FLASH Policy replaces discrete action-chunk generation with continuous Legendre polynomial trajectory representation, enabling single-step flow matching inference that achieves state-of-the-art success rates (≥92%) and per-episode inference time of 31.40 ms (up to 175× faster than diffusion policies).
Generative models such as diffusion and flow matching have become dominant paradigms for visuomotor policy learning, yet their reliance on iterative denoising incurs high inference latency incompatible with real-time robotic control. We present Fast Legendre-polynomial Action policy via Sparse History-anchored flow (FLASH Policy), which replaces discrete action-chunk generation with continuous Legendre polynomial trajectory representation. Specifically, by fitting expert demonstrations under sparse temporal sampling, FLASH enables a single inference to cover a significantly extended action horizon. To further accelerate generation, FLASH initiates the flow matching process from history polynomial coefficients rather than uninformative Gaussian noise, shortening the transport distance and enabling accurate single-step inference.
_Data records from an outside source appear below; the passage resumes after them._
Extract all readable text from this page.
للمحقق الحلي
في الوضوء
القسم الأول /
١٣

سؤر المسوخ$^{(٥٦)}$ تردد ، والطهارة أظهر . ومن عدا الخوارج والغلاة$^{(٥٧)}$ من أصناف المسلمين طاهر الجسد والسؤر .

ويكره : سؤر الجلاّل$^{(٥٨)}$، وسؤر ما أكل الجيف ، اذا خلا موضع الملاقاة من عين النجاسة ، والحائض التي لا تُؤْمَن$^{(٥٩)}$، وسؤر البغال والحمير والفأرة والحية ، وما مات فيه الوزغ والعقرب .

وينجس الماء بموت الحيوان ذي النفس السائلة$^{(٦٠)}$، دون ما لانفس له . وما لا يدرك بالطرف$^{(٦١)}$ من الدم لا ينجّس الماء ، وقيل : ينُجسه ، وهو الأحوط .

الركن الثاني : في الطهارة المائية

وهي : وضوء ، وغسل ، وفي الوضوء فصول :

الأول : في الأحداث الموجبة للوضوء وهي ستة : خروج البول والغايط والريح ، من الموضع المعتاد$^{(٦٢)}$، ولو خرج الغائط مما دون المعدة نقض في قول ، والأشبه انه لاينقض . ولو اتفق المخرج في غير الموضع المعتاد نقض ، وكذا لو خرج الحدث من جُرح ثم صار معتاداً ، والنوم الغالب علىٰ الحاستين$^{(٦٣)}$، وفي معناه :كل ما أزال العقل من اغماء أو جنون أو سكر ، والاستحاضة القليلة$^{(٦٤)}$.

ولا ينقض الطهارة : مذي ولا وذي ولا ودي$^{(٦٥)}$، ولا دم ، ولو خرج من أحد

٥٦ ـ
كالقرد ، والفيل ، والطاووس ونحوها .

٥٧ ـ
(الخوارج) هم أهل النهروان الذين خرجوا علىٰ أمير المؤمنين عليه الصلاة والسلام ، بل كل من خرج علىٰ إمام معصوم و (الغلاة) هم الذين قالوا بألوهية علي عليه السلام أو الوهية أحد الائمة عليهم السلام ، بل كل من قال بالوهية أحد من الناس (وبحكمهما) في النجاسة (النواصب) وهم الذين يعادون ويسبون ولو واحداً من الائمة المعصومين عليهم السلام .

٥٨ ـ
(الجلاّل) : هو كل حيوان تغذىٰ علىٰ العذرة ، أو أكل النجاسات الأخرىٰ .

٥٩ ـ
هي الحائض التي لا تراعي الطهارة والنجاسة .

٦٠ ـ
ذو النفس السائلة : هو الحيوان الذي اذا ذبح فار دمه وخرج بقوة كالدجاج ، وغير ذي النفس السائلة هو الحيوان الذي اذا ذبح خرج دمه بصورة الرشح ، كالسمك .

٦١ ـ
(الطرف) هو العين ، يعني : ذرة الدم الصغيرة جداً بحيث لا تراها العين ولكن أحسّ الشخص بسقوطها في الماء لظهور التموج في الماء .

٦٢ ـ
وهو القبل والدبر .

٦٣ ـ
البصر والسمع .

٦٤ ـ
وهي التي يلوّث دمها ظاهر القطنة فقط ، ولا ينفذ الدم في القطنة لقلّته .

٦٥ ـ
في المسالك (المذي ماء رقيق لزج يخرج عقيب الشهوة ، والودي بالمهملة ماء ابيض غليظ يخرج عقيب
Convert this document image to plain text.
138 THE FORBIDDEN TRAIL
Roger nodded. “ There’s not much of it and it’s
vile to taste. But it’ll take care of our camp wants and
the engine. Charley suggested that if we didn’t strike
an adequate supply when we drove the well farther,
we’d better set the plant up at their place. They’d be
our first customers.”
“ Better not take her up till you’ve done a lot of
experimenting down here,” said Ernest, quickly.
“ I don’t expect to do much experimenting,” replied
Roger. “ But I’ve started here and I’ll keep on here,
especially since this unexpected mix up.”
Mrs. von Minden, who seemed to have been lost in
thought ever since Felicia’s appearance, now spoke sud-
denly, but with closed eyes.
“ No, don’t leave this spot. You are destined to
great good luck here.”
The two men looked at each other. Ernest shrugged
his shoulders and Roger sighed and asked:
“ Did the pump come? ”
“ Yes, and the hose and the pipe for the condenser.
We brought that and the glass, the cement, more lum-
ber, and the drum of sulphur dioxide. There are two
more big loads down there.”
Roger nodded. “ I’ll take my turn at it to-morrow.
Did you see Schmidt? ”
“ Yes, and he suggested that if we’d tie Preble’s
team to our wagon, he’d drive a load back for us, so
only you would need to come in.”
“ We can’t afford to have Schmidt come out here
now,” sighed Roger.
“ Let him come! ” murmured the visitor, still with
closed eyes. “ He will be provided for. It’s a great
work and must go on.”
Moreover, analytic polynomial differentiation directly provides desired velocity feed-forward signals to the torque controller without numerical approximation. Extensive experiments on five simulated and two real-world manipulation tasks demonstrate that FLASH achieves state-of-the-art success rates ($\ge 92\%$ across all tasks), a per-episode inference time of $31.40\,ms$ (up to $175\times$ faster than diffusion policies and $18\times$ faster than prior flow matching policies), up to $4\times$ faster training convergence than ACT, and $5\times$ to $7\times$ reduction in controller tracking error compared to discrete-action baselines.